From 2018 to 2022, folks living in the 20% of ZIP codes with the highest expected annual losses to buildings from climate-related dangers paid $2,321 in premiums on average, 82% more than those in the 20% lowest climate-risk ZIP codes.
And average nonrenewal rates were about 80% higher for people living in the highest-risk ZIP codes than for those living in the lowest-risk ZIP codes.
Bloomberg reported that seven of the 12 biggest home insurers have limited their coverage in California over the past couple of years, partly because of wildfire risks.
Ragin said if you have a mortgage, you're required to have homeowner’s insurance.
“There are people out there who don't have a mortgage and are going bare, because the cost is so high,” he said. “And they say, ‘You know, my home's destroyed, you know, I guess I'll just be out a lot of money.’ It's a really risky proposition.”
USA Today reported that the share of American homeowners without insurance has jumped from 5% to 12% since 2019.
There's always going to be a segment of people who live in an area that's so high risk that private insurance companies just can't operate there, he said.
So, state-level government plans try to fill in the gaps.
More Californians, for example, have turned to the FAIR Plan for basic property coverage.
The California FAIR Plan is an insurer of last resort and calls itself a “temporary safety net” for homeowners who can’t get traditional coverage.

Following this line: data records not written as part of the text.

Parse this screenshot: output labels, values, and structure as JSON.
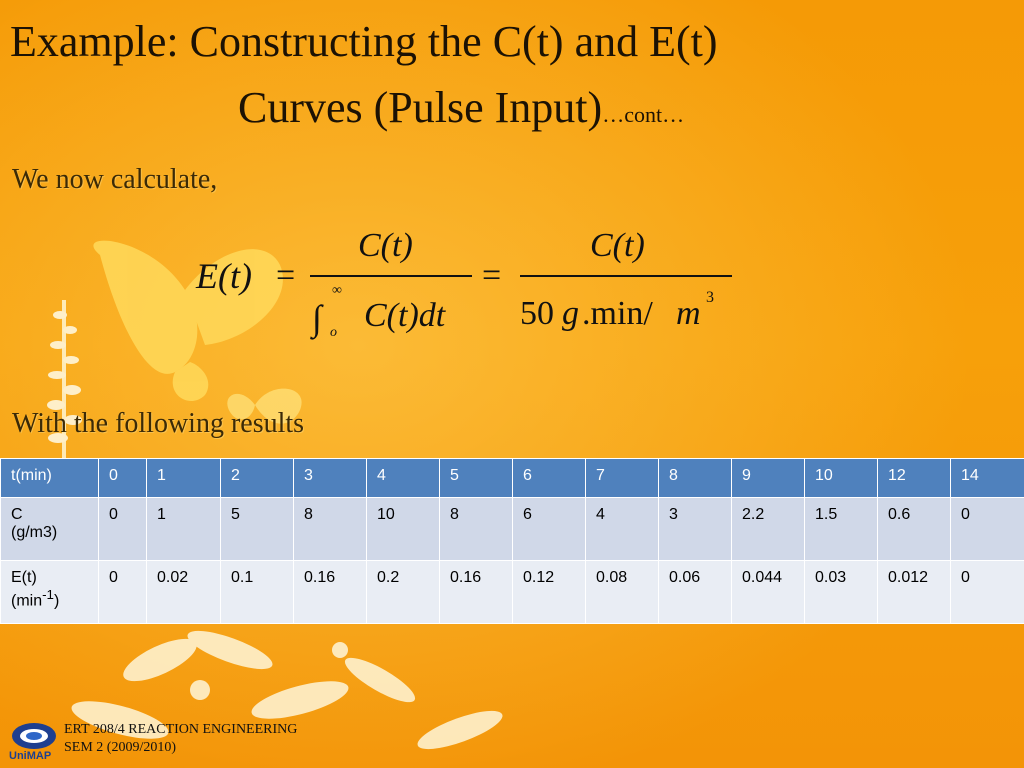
{
  "title": {
    "line1": "Example: Constructing the C(t) and E(t)",
    "line2": "Curves (Pulse Input)",
    "suffix": "…cont…"
  },
  "intro": "We now calculate,",
  "equation": {
    "lhs": "E(t)",
    "equals": "=",
    "numerator": "C(t)",
    "integral_lower": "o",
    "integral_upper": "∞",
    "integrand": "C(t)dt",
    "denominator_coef": "50",
    "denominator_unit_g": "g",
    "denominator_unit_min": ".min/",
    "denominator_unit_m": "m",
    "denominator_exp": "3"
  },
  "results_label": "With the following results",
  "table": {
    "headers": [
      "t(min)",
      "0",
      "1",
      "2",
      "3",
      "4",
      "5",
      "6",
      "7",
      "8",
      "9",
      "10",
      "12",
      "14"
    ],
    "rows": [
      {
        "label_line1": "C",
        "label_line2": "(g/m3)",
        "cells": [
          "0",
          "1",
          "5",
          "8",
          "10",
          "8",
          "6",
          "4",
          "3",
          "2.2",
          "1.5",
          "0.6",
          "0"
        ]
      },
      {
        "label_line1": "E(t)",
        "label_line2_prefix": "(min",
        "label_line2_sup": "-1",
        "label_line2_suffix": ")",
        "cells": [
          "0",
          "0.02",
          "0.1",
          "0.16",
          "0.2",
          "0.16",
          "0.12",
          "0.08",
          "0.06",
          "0.044",
          "0.03",
          "0.012",
          "0"
        ]
      }
    ]
  },
  "footer": {
    "line1": "ERT 208/4 REACTION ENGINEERING",
    "line2": "SEM 2 (2009/2010)",
    "logo_text": "UniMAP"
  },
  "colors": {
    "background": "#f7a00a",
    "header_blue": "#4f81bd",
    "row1": "#d0d8e8",
    "row2": "#e9edf4"
  }
}
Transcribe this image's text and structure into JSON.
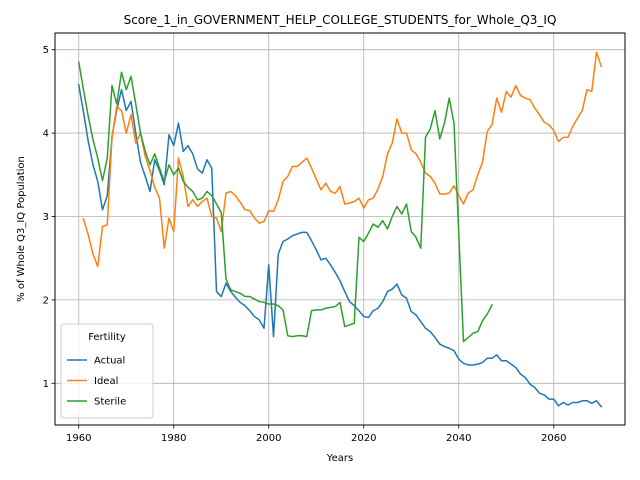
{
  "chart_data": {
    "type": "line",
    "title": "Score_1_in_GOVERNMENT_HELP_COLLEGE_STUDENTS_for_Whole_Q3_IQ",
    "xlabel": "Years",
    "ylabel": "% of Whole Q3_IQ Population",
    "xlim": [
      1955,
      2075
    ],
    "ylim": [
      0.5,
      5.2
    ],
    "xticks": [
      1960,
      1980,
      2000,
      2020,
      2040,
      2060
    ],
    "yticks": [
      1,
      2,
      3,
      4,
      5
    ],
    "grid": true,
    "legend": {
      "title": "Fertility",
      "location": "lower-left"
    },
    "series": [
      {
        "name": "Actual",
        "color": "#1f77b4",
        "x": [
          1960,
          1961,
          1962,
          1963,
          1964,
          1965,
          1966,
          1967,
          1968,
          1969,
          1970,
          1971,
          1972,
          1973,
          1974,
          1975,
          1976,
          1977,
          1978,
          1979,
          1980,
          1981,
          1982,
          1983,
          1984,
          1985,
          1986,
          1987,
          1988,
          1989,
          1990,
          1991,
          1992,
          1993,
          1994,
          1995,
          1996,
          1997,
          1998,
          1999,
          2000,
          2001,
          2002,
          2003,
          2004,
          2005,
          2006,
          2007,
          2008,
          2009,
          2010,
          2011,
          2012,
          2013,
          2014,
          2015,
          2016,
          2017,
          2018,
          2019,
          2020,
          2021,
          2022,
          2023,
          2024,
          2025,
          2026,
          2027,
          2028,
          2029,
          2030,
          2031,
          2032,
          2033,
          2034,
          2035,
          2036,
          2037,
          2038,
          2039,
          2040,
          2041,
          2042,
          2043,
          2044,
          2045,
          2046,
          2047,
          2048,
          2049,
          2050,
          2051,
          2052,
          2053,
          2054,
          2055,
          2056,
          2057,
          2058,
          2059,
          2060,
          2061,
          2062,
          2063,
          2064,
          2065,
          2066,
          2067,
          2068,
          2069,
          2070
        ],
        "values": [
          4.58,
          4.25,
          3.9,
          3.62,
          3.42,
          3.08,
          3.25,
          3.95,
          4.28,
          4.52,
          4.27,
          4.38,
          4.0,
          3.65,
          3.48,
          3.3,
          3.68,
          3.55,
          3.38,
          3.98,
          3.85,
          4.12,
          3.78,
          3.85,
          3.75,
          3.57,
          3.52,
          3.68,
          3.58,
          2.1,
          2.04,
          2.2,
          2.1,
          2.03,
          1.97,
          1.93,
          1.87,
          1.8,
          1.76,
          1.66,
          2.42,
          1.56,
          2.55,
          2.7,
          2.73,
          2.77,
          2.79,
          2.81,
          2.81,
          2.71,
          2.6,
          2.48,
          2.5,
          2.42,
          2.33,
          2.23,
          2.1,
          1.98,
          1.93,
          1.87,
          1.8,
          1.79,
          1.87,
          1.9,
          1.98,
          2.1,
          2.13,
          2.19,
          2.06,
          2.02,
          1.86,
          1.82,
          1.74,
          1.66,
          1.62,
          1.55,
          1.47,
          1.44,
          1.42,
          1.39,
          1.29,
          1.24,
          1.22,
          1.22,
          1.23,
          1.25,
          1.3,
          1.3,
          1.34,
          1.27,
          1.27,
          1.23,
          1.19,
          1.11,
          1.07,
          0.99,
          0.95,
          0.88,
          0.86,
          0.81,
          0.81,
          0.73,
          0.77,
          0.74,
          0.77,
          0.77,
          0.79,
          0.79,
          0.76,
          0.79,
          0.72
        ]
      },
      {
        "name": "Ideal",
        "color": "#ff7f0e",
        "x": [
          1961,
          1962,
          1963,
          1964,
          1965,
          1966,
          1967,
          1968,
          1969,
          1970,
          1971,
          1972,
          1973,
          1974,
          1975,
          1976,
          1977,
          1978,
          1979,
          1980,
          1981,
          1982,
          1983,
          1984,
          1985,
          1986,
          1987,
          1988,
          1989,
          1990,
          1991,
          1992,
          1993,
          1994,
          1995,
          1996,
          1997,
          1998,
          1999,
          2000,
          2001,
          2002,
          2003,
          2004,
          2005,
          2006,
          2007,
          2008,
          2009,
          2010,
          2011,
          2012,
          2013,
          2014,
          2015,
          2016,
          2017,
          2018,
          2019,
          2020,
          2021,
          2022,
          2023,
          2024,
          2025,
          2026,
          2027,
          2028,
          2029,
          2030,
          2031,
          2032,
          2033,
          2034,
          2035,
          2036,
          2037,
          2038,
          2039,
          2040,
          2041,
          2042,
          2043,
          2044,
          2045,
          2046,
          2047,
          2048,
          2049,
          2050,
          2051,
          2052,
          2053,
          2054,
          2055,
          2056,
          2057,
          2058,
          2059,
          2060,
          2061,
          2062,
          2063,
          2064,
          2065,
          2066,
          2067,
          2068,
          2069,
          2070
        ],
        "values": [
          2.97,
          2.78,
          2.55,
          2.4,
          2.88,
          2.9,
          3.95,
          4.32,
          4.27,
          4.0,
          4.22,
          3.88,
          4.0,
          3.72,
          3.55,
          3.35,
          3.22,
          2.62,
          2.98,
          2.82,
          3.7,
          3.48,
          3.12,
          3.2,
          3.12,
          3.18,
          3.22,
          3.0,
          2.98,
          2.82,
          3.28,
          3.3,
          3.25,
          3.17,
          3.08,
          3.07,
          2.98,
          2.92,
          2.94,
          3.07,
          3.06,
          3.2,
          3.42,
          3.48,
          3.6,
          3.6,
          3.65,
          3.7,
          3.58,
          3.45,
          3.32,
          3.4,
          3.3,
          3.28,
          3.36,
          3.15,
          3.16,
          3.18,
          3.22,
          3.1,
          3.2,
          3.22,
          3.33,
          3.48,
          3.75,
          3.88,
          4.17,
          4.0,
          4.0,
          3.8,
          3.75,
          3.65,
          3.52,
          3.48,
          3.4,
          3.27,
          3.27,
          3.28,
          3.37,
          3.25,
          3.15,
          3.28,
          3.32,
          3.5,
          3.65,
          4.02,
          4.1,
          4.42,
          4.25,
          4.5,
          4.43,
          4.57,
          4.45,
          4.42,
          4.4,
          4.3,
          4.22,
          4.13,
          4.1,
          4.03,
          3.9,
          3.95,
          3.95,
          4.08,
          4.18,
          4.27,
          4.52,
          4.5,
          4.97,
          4.8
        ]
      },
      {
        "name": "Sterile",
        "color": "#2ca02c",
        "x": [
          1960,
          1961,
          1962,
          1963,
          1964,
          1965,
          1966,
          1967,
          1968,
          1969,
          1970,
          1971,
          1972,
          1973,
          1974,
          1975,
          1976,
          1977,
          1978,
          1979,
          1980,
          1981,
          1982,
          1983,
          1984,
          1985,
          1986,
          1987,
          1988,
          1989,
          1990,
          1991,
          1992,
          1993,
          1994,
          1995,
          1996,
          1997,
          1998,
          1999,
          2000,
          2001,
          2002,
          2003,
          2004,
          2005,
          2006,
          2007,
          2008,
          2009,
          2010,
          2011,
          2012,
          2013,
          2014,
          2015,
          2016,
          2017,
          2018,
          2019,
          2020,
          2021,
          2022,
          2023,
          2024,
          2025,
          2026,
          2027,
          2028,
          2029,
          2030,
          2031,
          2032,
          2033,
          2034,
          2035,
          2036,
          2037,
          2038,
          2039,
          2040,
          2041,
          2042,
          2043,
          2044,
          2045,
          2046,
          2047
        ],
        "values": [
          4.85,
          4.52,
          4.2,
          3.92,
          3.7,
          3.43,
          3.7,
          4.57,
          4.35,
          4.73,
          4.52,
          4.68,
          4.35,
          4.0,
          3.78,
          3.62,
          3.75,
          3.58,
          3.42,
          3.62,
          3.5,
          3.58,
          3.42,
          3.35,
          3.3,
          3.2,
          3.22,
          3.3,
          3.25,
          3.15,
          3.05,
          2.25,
          2.12,
          2.1,
          2.08,
          2.04,
          2.04,
          2.01,
          1.98,
          1.97,
          1.95,
          1.95,
          1.93,
          1.88,
          1.57,
          1.56,
          1.57,
          1.57,
          1.56,
          1.87,
          1.88,
          1.88,
          1.9,
          1.91,
          1.92,
          1.97,
          1.68,
          1.7,
          1.72,
          2.75,
          2.7,
          2.8,
          2.91,
          2.87,
          2.95,
          2.85,
          3.0,
          3.12,
          3.03,
          3.15,
          2.82,
          2.75,
          2.62,
          3.95,
          4.05,
          4.27,
          3.93,
          4.12,
          4.42,
          4.12,
          2.8,
          1.5,
          1.55,
          1.6,
          1.62,
          1.75,
          1.83,
          1.94
        ]
      }
    ]
  }
}
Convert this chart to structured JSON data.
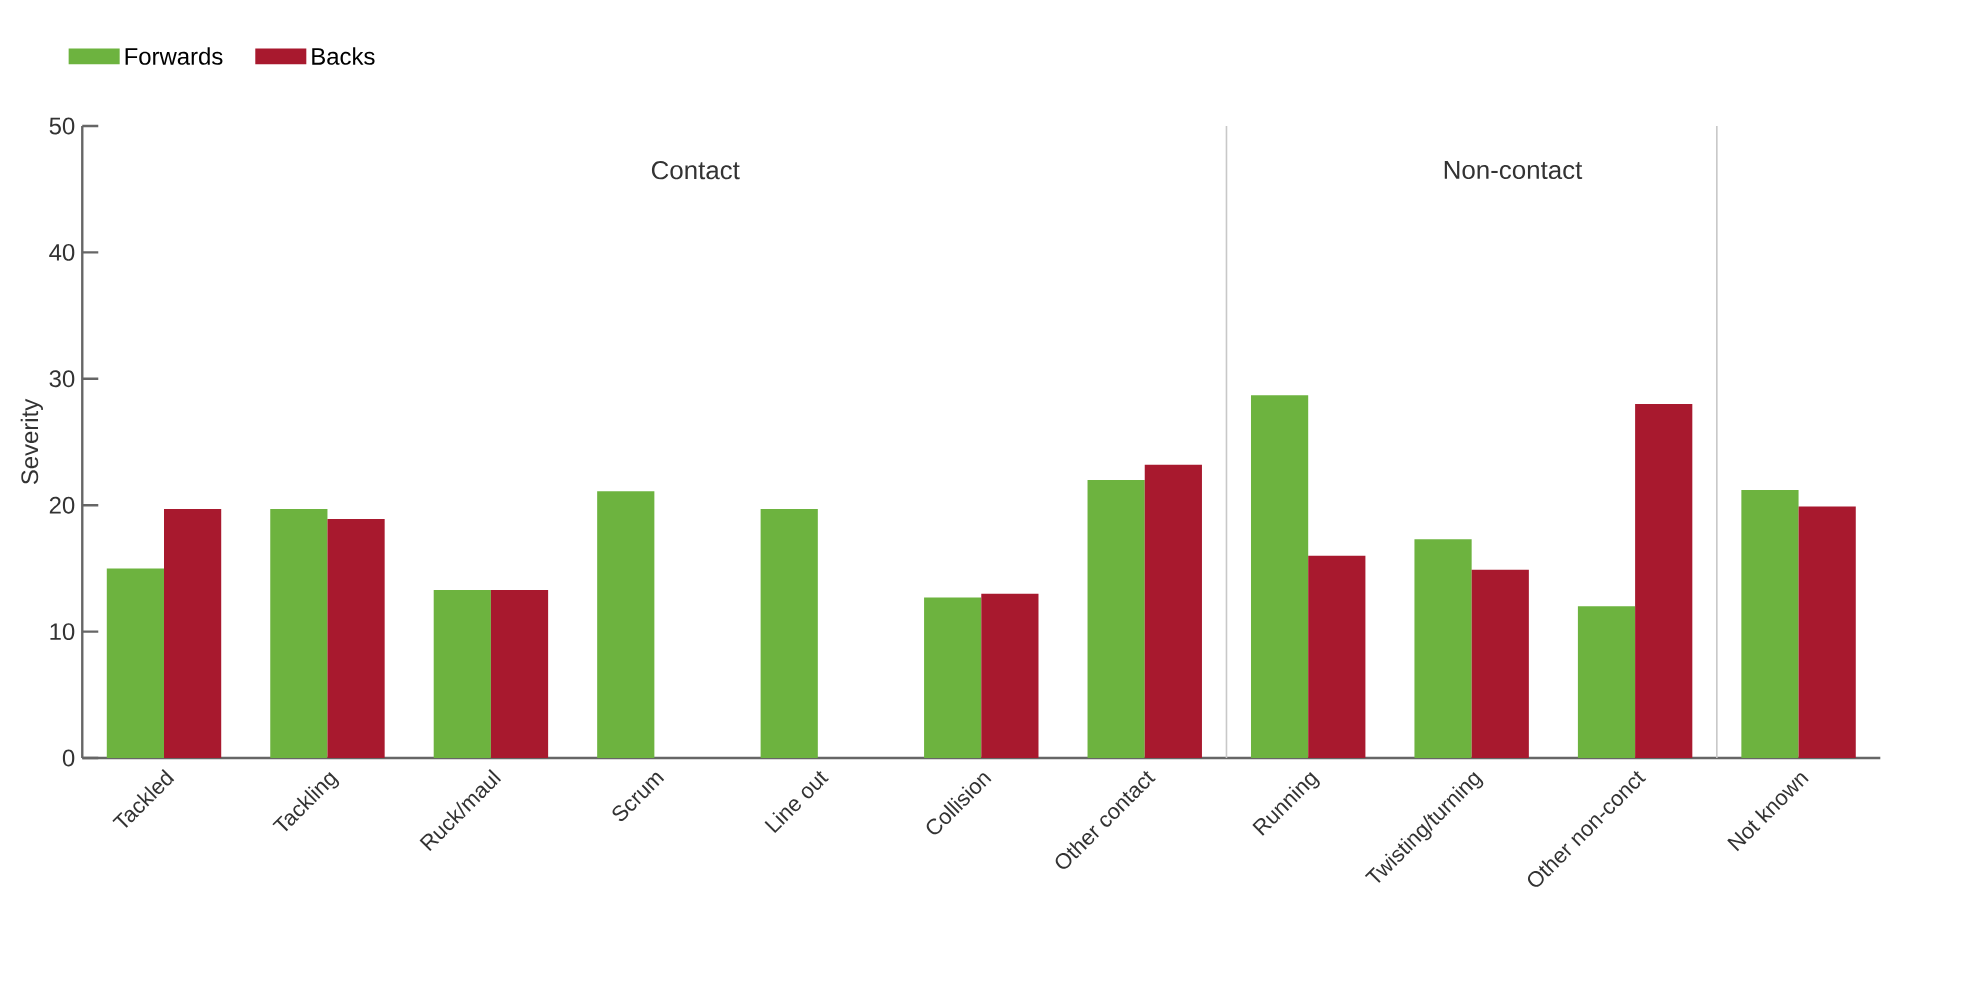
{
  "chart_data": {
    "type": "bar",
    "ylabel": "Severity",
    "categories": [
      "Tackled",
      "Tackling",
      "Ruck/maul",
      "Scrum",
      "Line out",
      "Collision",
      "Other contact",
      "Running",
      "Twisting/turning",
      "Other non-conct",
      "Not known"
    ],
    "series": [
      {
        "name": "Forwards",
        "color": "#6db33f",
        "values": [
          15.0,
          19.7,
          13.3,
          21.1,
          19.7,
          12.7,
          22.0,
          28.7,
          17.3,
          12.0,
          21.2
        ]
      },
      {
        "name": "Backs",
        "color": "#a8192e",
        "values": [
          19.7,
          18.9,
          13.3,
          null,
          null,
          13.0,
          23.2,
          16.0,
          14.9,
          28.0,
          19.9
        ]
      }
    ],
    "ylim": [
      0,
      50
    ],
    "yticks": [
      0,
      10,
      20,
      30,
      40,
      50
    ],
    "annotations": [
      "Contact",
      "Non-contact"
    ],
    "legend": "top left",
    "grid": false
  }
}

The California FAIR Plan said its total exposure is $458 billion, up 61.3% over the last year.
Ragin said higher insurance premiums are partly because of inflation, especially the disproportionate inflation seen in construction costs. That’s impacting everyone, he said.
“But in a high-risk area, that's compounded by the fact that the frequency and severity of these losses is higher,” he said.
Insurance companies spread higher costs across the entire risk pool, he said. But people living in higher-risk areas still get stuck with higher bills.
“On the private market side, prices need to catch up to the risk or we need to lower the risk in order to get it to a place where there's equilibrium,” Ragin said.
He’s a proponent of mitigation efforts as a way of lowering the risks and, ultimately, the insurance costs.
But mitigation isn’t without its own costs or challenges.
And mitigation might not be a priority for budget-focused homeowners.
“You know, would you rather go on vacation or harden your home against wildfire?” Ragin said.
Without Investing in mitigation, without reducing the frequency and the severity the losses, things are just going to continue getting worse, he said.
Some mitigation efforts are costlier than others. It could cost more to raise your home above flood level, for example, than to clear brush to create a 5-foot defensible space as a guard against wildfires.
Insurance companies need to get better at pricing those mitigation efforts into their policies, Ragin said. But insurance companies also need to spend time and money to verify that homeowners actually completed the mitigation efforts they claim to have done.
Local governments can help, he said. For example, they could help elderly homeowners with brush removal.
“Mitigation is the piece that we really need to focus on now,” Ragin said. “Insurance can only do so much.”